Deus realmente é insuperável.
– Segundo Mandamento: durma depois do almoço.
– Peraí, Senhor. Tem milhões de pessoas, quiçá bilhões que nem têm o que comer; não têm emprego, não têm acesso aos direitos mais elementares… – tentei argumentar.
– PODE PARAR – reagiu, trovejante.
– Pode parar com esse seu papo de comunista. É no sentido figurado, seu ignorante. É uma licença poética – disse entre debochado e irritado.
Entendi, mas levantei outra questão – e se o sujeito tiver um trabalho daqueles que ocupam o dia todo, sem hora para nada? O patrão ou o chefe dele não vai gostar da história…
O Senhor não deu a menor confiança às minhas observações, mas esclareceu, ditando a Nota Explicativa :
– Caso seu patrão, seu chefe, seu dono, sua mulher, seu homem ou um idiota qualquer venha reclamar de sua dormidinha mande ele à merda ou à puta que o pariu e continue dormindo. Se você perder o emprego a natureza lhe proverá o sustento .
Pensei comigo que os caminhos do Senhor, às vezes, são tortuosos e intrigantes.
O Senhor olhou-me duramente.
– Posso continuar? – perguntou
– Sou o seu servo, Senhor – disse, sem saída.

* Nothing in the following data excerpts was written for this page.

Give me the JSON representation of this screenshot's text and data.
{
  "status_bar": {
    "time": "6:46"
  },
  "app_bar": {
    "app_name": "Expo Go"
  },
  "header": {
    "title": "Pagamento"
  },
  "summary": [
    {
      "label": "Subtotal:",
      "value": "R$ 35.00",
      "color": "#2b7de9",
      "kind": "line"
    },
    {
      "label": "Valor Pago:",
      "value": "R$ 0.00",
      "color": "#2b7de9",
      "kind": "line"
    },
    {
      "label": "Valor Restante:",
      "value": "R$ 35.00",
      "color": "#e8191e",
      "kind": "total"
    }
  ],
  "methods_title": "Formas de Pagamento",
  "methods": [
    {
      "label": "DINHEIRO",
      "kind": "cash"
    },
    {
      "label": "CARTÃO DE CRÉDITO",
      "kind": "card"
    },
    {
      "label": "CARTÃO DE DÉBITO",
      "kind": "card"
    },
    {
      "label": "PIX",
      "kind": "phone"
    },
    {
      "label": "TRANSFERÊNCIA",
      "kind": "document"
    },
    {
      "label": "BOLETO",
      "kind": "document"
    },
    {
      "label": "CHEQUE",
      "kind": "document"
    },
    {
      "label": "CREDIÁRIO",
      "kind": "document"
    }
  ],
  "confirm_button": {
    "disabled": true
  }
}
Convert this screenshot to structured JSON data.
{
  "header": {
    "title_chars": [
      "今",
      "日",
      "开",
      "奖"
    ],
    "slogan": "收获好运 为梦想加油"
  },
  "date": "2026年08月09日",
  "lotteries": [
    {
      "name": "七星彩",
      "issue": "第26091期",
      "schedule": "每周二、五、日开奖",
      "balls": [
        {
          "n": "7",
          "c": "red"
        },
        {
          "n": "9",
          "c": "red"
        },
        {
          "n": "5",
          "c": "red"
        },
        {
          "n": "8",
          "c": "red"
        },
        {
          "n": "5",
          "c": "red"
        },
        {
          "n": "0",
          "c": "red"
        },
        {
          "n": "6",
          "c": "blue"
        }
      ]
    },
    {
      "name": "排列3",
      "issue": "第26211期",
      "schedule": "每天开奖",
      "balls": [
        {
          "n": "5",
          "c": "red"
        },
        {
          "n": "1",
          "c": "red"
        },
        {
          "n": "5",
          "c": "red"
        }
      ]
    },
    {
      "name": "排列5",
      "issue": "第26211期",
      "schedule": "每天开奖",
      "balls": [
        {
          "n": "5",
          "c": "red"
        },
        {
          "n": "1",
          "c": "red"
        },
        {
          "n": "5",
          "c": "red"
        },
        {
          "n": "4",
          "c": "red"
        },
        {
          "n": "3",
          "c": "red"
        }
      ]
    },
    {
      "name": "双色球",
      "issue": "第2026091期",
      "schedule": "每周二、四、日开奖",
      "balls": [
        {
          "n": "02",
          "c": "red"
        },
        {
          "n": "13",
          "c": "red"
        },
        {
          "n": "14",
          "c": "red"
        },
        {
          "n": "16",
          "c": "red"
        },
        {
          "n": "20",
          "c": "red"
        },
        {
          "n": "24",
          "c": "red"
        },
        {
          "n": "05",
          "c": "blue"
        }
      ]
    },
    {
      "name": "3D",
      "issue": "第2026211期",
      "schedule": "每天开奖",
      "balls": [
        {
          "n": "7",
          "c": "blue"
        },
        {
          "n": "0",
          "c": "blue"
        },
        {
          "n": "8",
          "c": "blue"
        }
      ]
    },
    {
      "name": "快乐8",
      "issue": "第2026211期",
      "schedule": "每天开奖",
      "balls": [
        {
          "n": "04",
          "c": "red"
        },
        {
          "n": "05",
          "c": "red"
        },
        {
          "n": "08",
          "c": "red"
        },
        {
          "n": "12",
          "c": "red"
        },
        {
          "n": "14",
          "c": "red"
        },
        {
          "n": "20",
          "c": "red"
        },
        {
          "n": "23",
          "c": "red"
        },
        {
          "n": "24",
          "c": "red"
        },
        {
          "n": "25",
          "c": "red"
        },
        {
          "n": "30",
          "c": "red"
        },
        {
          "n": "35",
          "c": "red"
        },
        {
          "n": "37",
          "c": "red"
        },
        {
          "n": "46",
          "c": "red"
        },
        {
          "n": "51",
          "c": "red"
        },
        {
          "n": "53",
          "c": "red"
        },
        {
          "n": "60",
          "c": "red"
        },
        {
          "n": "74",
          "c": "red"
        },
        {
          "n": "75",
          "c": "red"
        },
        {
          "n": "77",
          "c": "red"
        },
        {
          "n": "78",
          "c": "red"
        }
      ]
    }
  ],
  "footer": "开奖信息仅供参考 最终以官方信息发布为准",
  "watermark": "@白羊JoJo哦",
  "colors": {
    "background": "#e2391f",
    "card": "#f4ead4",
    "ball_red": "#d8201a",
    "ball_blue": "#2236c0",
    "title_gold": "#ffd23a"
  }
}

– Terceiro Mandamento: Beba vinho.
– Gostei Senhor. Beber vinho realmente faz bem à saúde e alegra a vida – emendei, bajulador.
O Senhor não deu a menor confiança à minha observação e ditou a Nota Explicativa: Beba pelo menos um copo de vinho a cada hora.
– Mas, Senhor – argumentei escandalizado. No final do dia, ou até antes, um sujeito pode ficar completamente bêbado!
– E qual é o problema? O ser humano não sabe nunca quando está sóbrio ou ébrio mesmo – contra-argumentou com profunda sabedoria.
Deus é infinitamente benevolente e eu tinha mais uma questão.
– Mas Senhor, se dirigirmos bêbados podemos provocar acidente, ferir pessoas, matar. E se formos pegos numa blitz vamos ser multados, presos e podemos até ter o nosso carro apreendido pela polícia – argumentei, pesaroso.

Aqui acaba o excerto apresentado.